Step 2b. Select the Groups that will require access to the data.
Step 3. Select the entity or entities to be created. Entities can be renamed. To display entity fields expand the caret to the left of the entity name. Click on Next.
Step 4. Select Internal file format Type. Save the Entity.
Note that in single node environments, TEXT_TAB_DELIMITED is the only option for format type.
Once the copybook has been uploaded and metadata definition steps are complete, navigate to the entities screen, locate the entity that was created (in this case 'AUTO-LOAN') and click on Load.
Job status shows that the entity was created and metadata and data loaded but because the file contains multiple record types (LOAN-TYPEs) the entity ('MF_1') loads with some Bad records. In this case, Good Record Count is 3, and Bad Record Count is 7.
Property Creation and Definition:
Navigate to the entity properties tab by selecting Details or View/Edit Properties from the More dropdown (for the example, the entity is 'AUTO-LOAN'). Locate cobol.copybook property and click on the
(view) icon to open the copybook in a larger field window.

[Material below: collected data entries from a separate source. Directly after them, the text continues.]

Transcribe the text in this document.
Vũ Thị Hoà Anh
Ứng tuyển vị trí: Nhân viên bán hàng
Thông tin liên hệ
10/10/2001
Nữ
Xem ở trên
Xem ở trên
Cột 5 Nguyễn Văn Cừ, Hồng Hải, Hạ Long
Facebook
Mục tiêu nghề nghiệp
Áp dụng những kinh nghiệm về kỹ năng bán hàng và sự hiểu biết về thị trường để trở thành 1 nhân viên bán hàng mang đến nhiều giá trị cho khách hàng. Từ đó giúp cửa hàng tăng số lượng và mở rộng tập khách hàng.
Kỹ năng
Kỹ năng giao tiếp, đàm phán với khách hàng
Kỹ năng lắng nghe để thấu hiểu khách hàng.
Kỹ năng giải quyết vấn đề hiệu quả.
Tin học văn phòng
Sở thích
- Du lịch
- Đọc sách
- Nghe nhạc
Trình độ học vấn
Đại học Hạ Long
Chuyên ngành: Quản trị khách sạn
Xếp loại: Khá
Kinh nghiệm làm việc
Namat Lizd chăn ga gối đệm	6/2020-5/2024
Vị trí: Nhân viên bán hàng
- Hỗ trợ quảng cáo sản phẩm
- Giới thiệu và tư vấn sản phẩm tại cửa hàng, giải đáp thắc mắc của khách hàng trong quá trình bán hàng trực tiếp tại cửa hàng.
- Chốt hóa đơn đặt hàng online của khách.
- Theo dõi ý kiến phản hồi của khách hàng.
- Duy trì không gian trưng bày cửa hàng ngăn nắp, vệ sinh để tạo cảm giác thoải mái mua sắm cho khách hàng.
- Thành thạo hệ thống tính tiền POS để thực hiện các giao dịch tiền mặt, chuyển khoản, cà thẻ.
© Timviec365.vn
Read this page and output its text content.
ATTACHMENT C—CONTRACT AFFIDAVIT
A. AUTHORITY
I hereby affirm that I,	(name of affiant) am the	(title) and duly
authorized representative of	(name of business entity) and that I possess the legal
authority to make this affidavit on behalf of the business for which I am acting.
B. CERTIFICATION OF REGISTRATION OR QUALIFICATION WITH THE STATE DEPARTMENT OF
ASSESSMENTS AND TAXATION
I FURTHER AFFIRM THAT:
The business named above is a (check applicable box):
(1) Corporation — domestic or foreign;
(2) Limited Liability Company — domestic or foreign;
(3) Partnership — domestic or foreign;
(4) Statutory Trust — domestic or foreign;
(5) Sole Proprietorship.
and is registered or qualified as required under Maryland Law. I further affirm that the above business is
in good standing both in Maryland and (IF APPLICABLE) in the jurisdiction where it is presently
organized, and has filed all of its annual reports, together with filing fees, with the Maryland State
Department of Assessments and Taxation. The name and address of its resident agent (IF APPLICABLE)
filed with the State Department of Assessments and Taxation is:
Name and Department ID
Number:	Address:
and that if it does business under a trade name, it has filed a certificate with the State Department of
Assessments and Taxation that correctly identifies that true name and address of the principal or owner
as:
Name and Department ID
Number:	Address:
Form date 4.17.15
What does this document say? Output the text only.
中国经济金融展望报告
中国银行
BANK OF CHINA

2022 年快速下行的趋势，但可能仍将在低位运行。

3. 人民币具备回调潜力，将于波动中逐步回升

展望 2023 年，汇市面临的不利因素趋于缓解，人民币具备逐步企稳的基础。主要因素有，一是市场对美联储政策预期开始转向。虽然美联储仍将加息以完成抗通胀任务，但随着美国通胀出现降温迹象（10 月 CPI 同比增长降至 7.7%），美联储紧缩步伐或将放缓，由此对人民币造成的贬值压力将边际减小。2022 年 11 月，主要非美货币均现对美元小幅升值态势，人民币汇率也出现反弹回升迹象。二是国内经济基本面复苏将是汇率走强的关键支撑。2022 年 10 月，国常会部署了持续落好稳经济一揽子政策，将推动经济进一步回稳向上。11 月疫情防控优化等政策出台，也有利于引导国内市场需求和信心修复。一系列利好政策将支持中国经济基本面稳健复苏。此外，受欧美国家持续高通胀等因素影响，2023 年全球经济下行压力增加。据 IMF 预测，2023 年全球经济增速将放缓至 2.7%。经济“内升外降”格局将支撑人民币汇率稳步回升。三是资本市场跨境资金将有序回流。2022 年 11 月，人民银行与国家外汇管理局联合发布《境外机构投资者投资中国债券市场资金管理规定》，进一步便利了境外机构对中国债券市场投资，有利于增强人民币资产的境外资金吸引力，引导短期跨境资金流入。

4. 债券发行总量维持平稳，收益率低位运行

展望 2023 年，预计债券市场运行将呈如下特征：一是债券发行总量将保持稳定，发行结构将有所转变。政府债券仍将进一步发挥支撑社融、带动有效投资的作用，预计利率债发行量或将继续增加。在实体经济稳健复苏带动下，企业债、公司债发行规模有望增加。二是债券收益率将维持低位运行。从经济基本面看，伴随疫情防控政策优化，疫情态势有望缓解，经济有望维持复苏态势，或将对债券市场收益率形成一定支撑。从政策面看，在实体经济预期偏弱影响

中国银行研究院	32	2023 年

In the copybook, locate the statement that describes the variable to be filtered on (in the example below 'LOAN-TYPE PIC.X(4)'). The copybook lists the values that the variable can be filtered on. This example will modify the entity specification to include records of type 'AUTO' and exclude records of type 'HOME' and 'EDUC'.
Copybook example text:
01 AUTO-LOAN. 20 RECORD-TYPE PIC X(4). 88 LOAN-RECORD-FLAG VALUE 'LOAN'. 20 LOAN-TYPE PIC X(4). 88 AUTO-LOAN-FLAG VALUE 'AUTO'. 88 HOME-LOAN-FLAG VALUE 'HOME'. 88 EDUC-LOAN-FLAG VALUE 'EDUC'. 20 LOAN-NUMBER PIC 9(4). 20 CUSTOMER-ID PIC X(4). 20 LOAN-AMOUNT PIC 9(6)V9(2). 20 AUTO-TYPE PIC X(8). 20 AUTO-MODEL-YEAR PIC 9(4). 20 FILLER PIC X(28).
Copybook example screenshot

Locate 'cobol.record.filter.string' property
Enter "include record when <FIELD-NAME> == <'constant-value'>;"
In this example the property value is: 'include record when LOAN-TYPE == 'AUTO';'
The newly defined property specifies that only records with a value of AUTO in the LOAN-TYPE field will be extracted for this entity.
Once entered, Save the definition.
Reload data for the entity 'AUTO-LOAN'. The record filter string has extracted the total Good records that satisfy the AUTO-LOAN record type criteria. Note that the Record Count displays only the number of records adjusted for the records that were filtered out. Therefore, there is a total number of 3 records, and they are all LOAN-TYPE == 'AUTO'.
Navigate to the discover module to view sample data for the entity.'AUTO-LOAN'
RECORD_TYPE | LOAN_TYPE | LOAN_NUMBER | CUSTOMER_ID | LOAN_AMOUNT | AUTO_TYPE | AUTO_MODEL_YEAR |
---|---|---|---|---|---|---|
LOAN | AUTO | 1 | elon | 99999.88 | Tesla | 2015 |
LOAN | AUTO | 6 | jack | 2611 | Chevy | 1957 |
LOAN | AUTO | 7 | mcqn | 2611 | Mustang | 1968 |
Screenshot of sample data for the entity 'AUTO-LOAN'

Processing RDW (Record Descriptor Word) and BDW (Block Descriptor Word) variations
Users may require extended support for processing Mainframe Variable Block files where record layout variations include Record Descriptor Word (a 4 byte field reserved at the beginning of each record describing the record) only or a combination of both Record Descriptor Word (RDW) and Block Descriptor Word (BDW), a 4 byte field at the beginning of each block describing the block. Treatment of these variations requires specification of record.layout property in the entity property panel before data is loaded.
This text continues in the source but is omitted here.